Eventually, the authorities thought I was mad when I started laughing at my own jokes. I thought they were funny. They took me away for safety of the other inmates. I was not hurting anyone; I just scared them into thinking I would. They took me to an even more confined place. The single room was about six foot by six foot and had the toilet and bed taking up most of it. It was so quiet in there. I could finally hear the voices talk back to me. Now that we were alone I did not want to talk back to them. I sat in silence while my head made up the sounds. Everyday I would sit there waiting for a guard to bring food so I could just look at another person. The food was always moldy and smelled like fish. I never knew what it was. I stayed calm everyday in there, and I always thanked the guard for the food. I hoped they knew I was trying not to be insane. The isolation brought me back to reality. I thought about the things I had done in my past. That heist that got me in here and killed my best friend. I was naive and did not realize it until it was too late. I was stuck in my own solitude.

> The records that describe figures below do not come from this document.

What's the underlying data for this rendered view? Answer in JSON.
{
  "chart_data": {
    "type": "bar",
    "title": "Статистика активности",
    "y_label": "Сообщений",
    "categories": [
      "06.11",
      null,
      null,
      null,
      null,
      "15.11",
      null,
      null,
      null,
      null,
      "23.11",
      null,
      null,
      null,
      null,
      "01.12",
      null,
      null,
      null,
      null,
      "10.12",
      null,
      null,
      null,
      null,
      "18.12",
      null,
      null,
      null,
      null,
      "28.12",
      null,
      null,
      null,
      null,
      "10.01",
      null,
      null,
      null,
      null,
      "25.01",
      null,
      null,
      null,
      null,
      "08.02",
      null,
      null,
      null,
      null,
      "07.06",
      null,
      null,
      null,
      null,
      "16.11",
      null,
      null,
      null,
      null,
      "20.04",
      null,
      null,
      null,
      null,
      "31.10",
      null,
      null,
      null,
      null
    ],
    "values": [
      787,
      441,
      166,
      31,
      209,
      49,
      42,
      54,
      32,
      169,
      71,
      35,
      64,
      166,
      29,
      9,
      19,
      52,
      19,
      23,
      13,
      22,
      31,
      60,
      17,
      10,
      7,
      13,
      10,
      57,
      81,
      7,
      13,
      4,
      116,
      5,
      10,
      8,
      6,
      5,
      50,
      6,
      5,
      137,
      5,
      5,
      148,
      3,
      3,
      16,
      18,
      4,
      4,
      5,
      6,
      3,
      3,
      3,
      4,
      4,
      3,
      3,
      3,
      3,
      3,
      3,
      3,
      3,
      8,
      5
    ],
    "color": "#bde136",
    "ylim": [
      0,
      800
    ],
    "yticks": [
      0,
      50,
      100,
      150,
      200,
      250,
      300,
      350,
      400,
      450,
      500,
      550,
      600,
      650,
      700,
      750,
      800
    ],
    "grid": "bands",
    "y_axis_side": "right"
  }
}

When the guards finally let me out of the tiny lifeless room, I was so grateful. I followed everyone’s instructions and stuck to the rules. I had to have been in that small room for at least two years. After three more years in the prison I was released. I tried to call anyone to come to save me. My mother was dead, my father disowned me, my brother was homeless. I had no friends to go to. I was alone in the world again.

When I was left alone by the prison guards that released me, I started running towards the sun. It was so bright and beautiful. I felt warm and happy. I did not want to go back to the seclusion. A bird flew over my head and I followed it. It looked free and happy. The orange on its shiny little body glimmered. That’s how I wanted to look. I followed it to the park. It flew over the bridge, the high one with rocks at the bottom. I looked around for my new friend, but I could not find him. I was alone again.

I walked to the edge of the bridge and looked down at the rocks. Water was streaming through each crevice. The trees had sun rays gleaming and they were bright. The birds chirped and sang beautiful melodies to one another. The setting and sounds were so perfect and beautiful. I climbed to the top of the railing. The breeze gently swayed the bridge and I swayed with it. I was ready to be somewhere new. I fell. As I felt the wind hit my skin, I looked up to the sky. A single orange feather floated in mid air and I knew I was released from my loneliness.



In the beginning I used imagery to describe her hair, and it continues through the story.

The theme was loneliness. The girl felt alone throughout the whole journey and it is supposed to make the reader feel it too.

At the end, symbolism is used with the bird and feather. The bird symbolizes freedom when she gets out of the prison, and the feather represents the lightness she feels when she realizes she is finally not alone anymore.